El gobierno ruso había ofrecido disculpas oficiales, una investigación completa y boletos de primera clase como gesto de “reparación diplomática”. John, con su brazo en cabestrillo y una manta sobre las piernas, no podía dejar de bromear al respecto.
—Nunca me habían disparado y luego ascendido de categoría —dijo, reclinando el asiento con una sonrisa cansada.
—Ni lo sueñes —replicó Sophia—. Esto no cuenta como recompensa, sino como protocolo de emergencia.
—¿Protocolo de emergencia con champaña? —preguntó él, alzando la copa que la azafata acababa de dejarle.
—Regla treinta y uno —respondió Sophia con un suspiro teatral—: prohibido usar el sarcasmo como analgésico.
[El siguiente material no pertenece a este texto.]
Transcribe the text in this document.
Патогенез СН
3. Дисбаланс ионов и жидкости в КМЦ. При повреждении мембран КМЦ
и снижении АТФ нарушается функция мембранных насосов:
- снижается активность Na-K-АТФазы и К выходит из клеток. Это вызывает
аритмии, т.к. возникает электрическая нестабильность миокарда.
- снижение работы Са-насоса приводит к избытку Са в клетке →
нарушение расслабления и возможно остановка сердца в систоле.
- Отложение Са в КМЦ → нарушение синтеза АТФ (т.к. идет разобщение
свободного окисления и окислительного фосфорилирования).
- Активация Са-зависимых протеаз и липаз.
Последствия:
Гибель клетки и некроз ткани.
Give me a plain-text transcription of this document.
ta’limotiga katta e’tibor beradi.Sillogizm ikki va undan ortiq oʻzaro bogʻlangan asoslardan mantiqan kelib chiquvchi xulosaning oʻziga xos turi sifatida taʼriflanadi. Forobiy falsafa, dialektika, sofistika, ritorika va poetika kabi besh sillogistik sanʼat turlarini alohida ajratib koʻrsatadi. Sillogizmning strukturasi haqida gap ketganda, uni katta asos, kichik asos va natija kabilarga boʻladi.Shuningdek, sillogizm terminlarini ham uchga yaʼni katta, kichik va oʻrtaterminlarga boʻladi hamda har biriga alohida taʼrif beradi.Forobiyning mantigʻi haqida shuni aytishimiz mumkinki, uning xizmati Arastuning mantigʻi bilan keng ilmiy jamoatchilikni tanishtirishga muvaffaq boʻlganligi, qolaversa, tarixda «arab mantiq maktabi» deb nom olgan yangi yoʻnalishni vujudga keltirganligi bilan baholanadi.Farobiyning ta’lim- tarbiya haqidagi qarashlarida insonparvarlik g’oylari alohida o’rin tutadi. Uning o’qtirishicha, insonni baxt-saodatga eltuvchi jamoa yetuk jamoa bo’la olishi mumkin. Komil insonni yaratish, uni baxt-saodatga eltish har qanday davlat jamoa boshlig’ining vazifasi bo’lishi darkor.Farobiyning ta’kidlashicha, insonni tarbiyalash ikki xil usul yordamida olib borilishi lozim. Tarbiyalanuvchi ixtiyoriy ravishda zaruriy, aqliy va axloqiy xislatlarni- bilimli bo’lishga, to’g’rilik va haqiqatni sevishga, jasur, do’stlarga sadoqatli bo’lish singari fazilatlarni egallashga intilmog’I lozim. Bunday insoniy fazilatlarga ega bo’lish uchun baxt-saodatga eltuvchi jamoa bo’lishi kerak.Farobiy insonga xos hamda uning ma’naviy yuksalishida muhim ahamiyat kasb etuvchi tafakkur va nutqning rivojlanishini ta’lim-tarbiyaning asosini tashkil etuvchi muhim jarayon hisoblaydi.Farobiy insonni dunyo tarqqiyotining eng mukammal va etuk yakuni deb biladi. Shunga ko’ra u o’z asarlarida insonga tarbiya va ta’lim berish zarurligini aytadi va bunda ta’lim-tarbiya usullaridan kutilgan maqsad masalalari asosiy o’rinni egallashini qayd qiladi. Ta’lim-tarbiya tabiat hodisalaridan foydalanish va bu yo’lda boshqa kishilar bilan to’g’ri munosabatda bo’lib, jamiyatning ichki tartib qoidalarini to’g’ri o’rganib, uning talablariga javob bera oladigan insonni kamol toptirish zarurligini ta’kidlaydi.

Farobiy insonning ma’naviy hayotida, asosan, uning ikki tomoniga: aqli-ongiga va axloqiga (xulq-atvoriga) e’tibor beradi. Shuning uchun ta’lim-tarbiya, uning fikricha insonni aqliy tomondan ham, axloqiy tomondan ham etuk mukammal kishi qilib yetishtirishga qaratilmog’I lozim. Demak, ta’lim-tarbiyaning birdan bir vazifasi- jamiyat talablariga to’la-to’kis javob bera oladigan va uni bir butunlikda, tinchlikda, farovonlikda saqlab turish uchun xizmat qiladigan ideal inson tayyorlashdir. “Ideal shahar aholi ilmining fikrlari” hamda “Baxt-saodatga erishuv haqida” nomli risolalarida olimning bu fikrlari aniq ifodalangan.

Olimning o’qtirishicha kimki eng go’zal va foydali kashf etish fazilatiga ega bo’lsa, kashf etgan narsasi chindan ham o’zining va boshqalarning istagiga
—Entonces me quedo sin recursos —murmuró él, sonriendo.
—No, todavía puedes seguir obedeciéndome.

Amelia, sentada al otro lado del pasillo, los miraba con una sonrisa maternal y resignada.
—Nunca había visto a alguien desafiar a un exmarine con tanto estilo.
—Es genética, mamá —contestó Sophia sin despegar la vista de John—. Lo traigo de fábrica.

Amelia, desde el asiento contiguo, soltó una risa suave.
—John, hijo, no luches. En mi experiencia, las Müller siempre ganamos.